Saturday 13 June 2009

How Tea Can Improve Your Writing

I’m drinking tea. Around me is a disparate crowd of writers, artists, students, accountants, gardeners and housepersons. We are listening to a performance of Tracing Flight, the output of a local writers group presented by actors from the College of Music and Drama. The small crowd applaud enthusiastically. This is at the brand new Waterloo Gardens Teahouse, a stylish outpost of calm in Cardiff east. Next door is a hairdressers, the other side a sub-Post Office. Opposite are the gardens, home of dog walkers, smokers, sitters, kids on tricycles, old ladies with bags, men reading newspapers, and the occasional disaffected youth. South Wales suburbia. You can put on literature and get it to work where you like, it seems.

In the days of Ray Handy and Harri Webb poetry became synonymous with pints. You heard it chanted in pubs, between beers, surrounded by cigarette smoke and veneration. Today in Cardiff there are regular performances at Chapter Arts Centre and at the WMC. In Swansea they tend to happen at the purpose-built Dylan Thomas Centre – a home for literature in Wales’s second city. Bookshop, theatre, cafe, a regular literary programme put on in a set of dedicated performance spaces.

The Dylan Thomas Centre is a legacy of the 1995 UK Year of Literature, a status Swansea won against absolutely no competition at all from any other Welsh conurbation. The position was offered to Cardiff but the capital turned up its philistine nose. Dylan won again and with surprisingly successful and long-lived results.
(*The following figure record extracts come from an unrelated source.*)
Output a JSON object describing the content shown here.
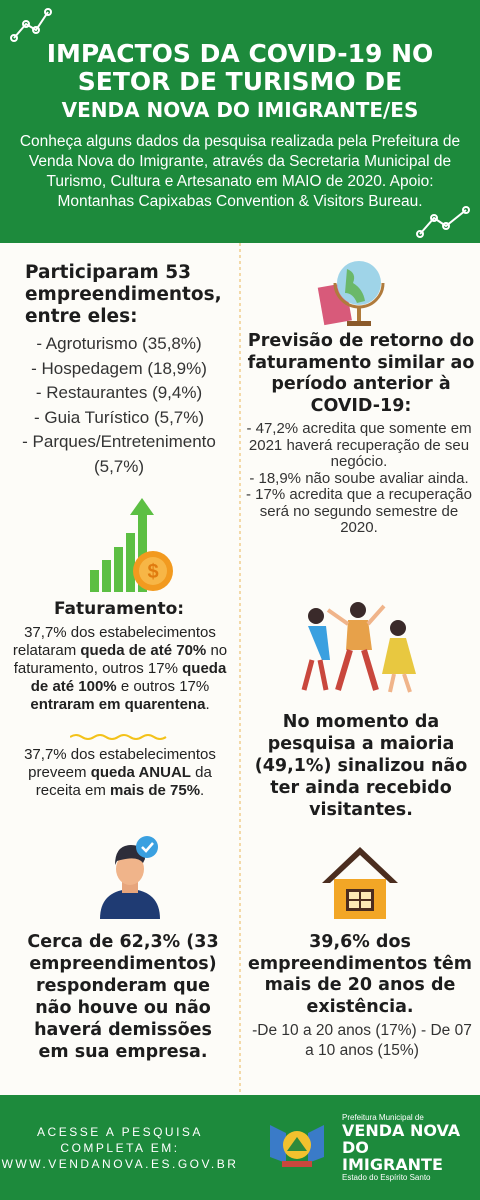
{
  "header": {
    "title_lines": [
      "IMPACTOS DA COVID-19 NO",
      "SETOR DE TURISMO DE",
      "VENDA NOVA DO IMIGRANTE/ES"
    ],
    "description": "Conheça alguns dados da pesquisa realizada pela Prefeitura de Venda Nova do Imigrante, através da Secretaria Municipal de Turismo, Cultura e Artesanato em MAIO de 2020. Apoio: Montanhas Capixabas Convention & Visitors Bureau."
  },
  "participants": {
    "heading": "Participaram 53 empreendimentos, entre eles:",
    "items": [
      "- Agroturismo (35,8%)",
      "- Hospedagem (18,9%)",
      "- Restaurantes (9,4%)",
      "- Guia Turístico (5,7%)",
      "- Parques/Entretenimento (5,7%)"
    ]
  },
  "forecast": {
    "heading": "Previsão de retorno do faturamento similar ao período anterior à COVID-19:",
    "items": [
      "- 47,2% acredita que somente em 2021 haverá recuperação de seu negócio.",
      "- 18,9% não soube avaliar ainda.",
      "- 17% acredita que a recuperação será no segundo semestre de 2020."
    ]
  },
  "revenue": {
    "heading": "Faturamento:",
    "paragraph_1": [
      {
        "text": "37,7% dos estabelecimentos relataram ",
        "bold": false
      },
      {
        "text": "queda de até 70%",
        "bold": true
      },
      {
        "text": " no faturamento, outros 17% ",
        "bold": false
      },
      {
        "text": "queda de até 100%",
        "bold": true
      },
      {
        "text": " e outros 17% ",
        "bold": false
      },
      {
        "text": "entraram em quarentena",
        "bold": true
      },
      {
        "text": ".",
        "bold": false
      }
    ],
    "paragraph_2": [
      {
        "text": "37,7% dos estabelecimentos preveem ",
        "bold": false
      },
      {
        "text": "queda ANUAL",
        "bold": true
      },
      {
        "text": " da receita em ",
        "bold": false
      },
      {
        "text": "mais de 75%",
        "bold": true
      },
      {
        "text": ".",
        "bold": false
      }
    ]
  },
  "visitors": {
    "text": "No momento da pesquisa a maioria (49,1%) sinalizou não ter ainda recebido visitantes."
  },
  "layoffs": {
    "text": "Cerca de 62,3% (33 empreendimentos) responderam que não houve ou não haverá demissões em sua empresa."
  },
  "age": {
    "heading": "39,6% dos empreendimentos têm mais de 20 anos de existência.",
    "details": "-De 10 a 20 anos (17%) - De 07 a 10 anos (15%)"
  },
  "footer": {
    "access_lines": [
      "ACESSE A PESQUISA",
      "COMPLETA EM:",
      "WWW.VENDANOVA.ES.GOV.BR"
    ],
    "logo": {
      "top": "Prefeitura Municipal de",
      "name_lines": [
        "VENDA NOVA",
        "DO IMIGRANTE"
      ],
      "state": "Estado do Espírito Santo"
    }
  }
}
Can we really put lit on anywhere? One-time media darling, Fiona Pitt-Kethley, editor of the much sought after Literary Companion to Sex, read her stuff to rush hour crowds arriving at Waterloo Station in London. Her publisher sold copies of her book hand to hand from a crate. They got rid of hundreds.

I’ve seen Peter Stead talking about his books in a cinema with a giant back-drop projection of his face in close-up on the screen behind. The Academi mounted a poetry stomp in the centre of Caernarfon Castle where the Investiture plaque had been swathed in bubble-wrap to protect it against anarchists. There have been literary performances in the lounges of cross channel ferries and standing on the decks of light ships and Campbell steamers. In poetry anything is possible.

But it’s also true that dedicated spaces are best. Such centres exist in Dublin, in London and in Edinburgh. But not in Cardiff. For the capital we add literature on, squeeze it between plays at the Sherman, perform it in the foyer of the Millennium Centre, listen to it at the Norwegian Church. Maybe users should start agitating. When they move the Vulcan to St Fagans, if they do, how about building a Literature Centre on the vacant site?

A stop press here: Vulcan saved for three more years. New lease signed by Liz the Landlady. A victory which for a while looked as if it just wouldn't come.

A version of the above appeared as The Insider in the Western Mail of Saturday, 13th June, 2009.

4 comments:

Sheenagh Pugh said...

Now at last I know where Waterloo Gardens is/are! I'd been assuming London, for obvious reasons. Being a Cantonian and a non-driver I really don't know east Cardiff - the buses don't go east-west....

Michael L MacKian said...

Bay Circle buses, service 1 or 2, will be delighted to take you there Sheenagh.

Sheenagh Pugh said...

Michael, I think you'll find the Bay Circle service doesn't run much, or very late, in the evening - which alas is when most readings and events tend to happen. It's great for getting down the bay in the daytime though.

Peter Finch said...

If I can help it readings I'm involved with never happen late at night.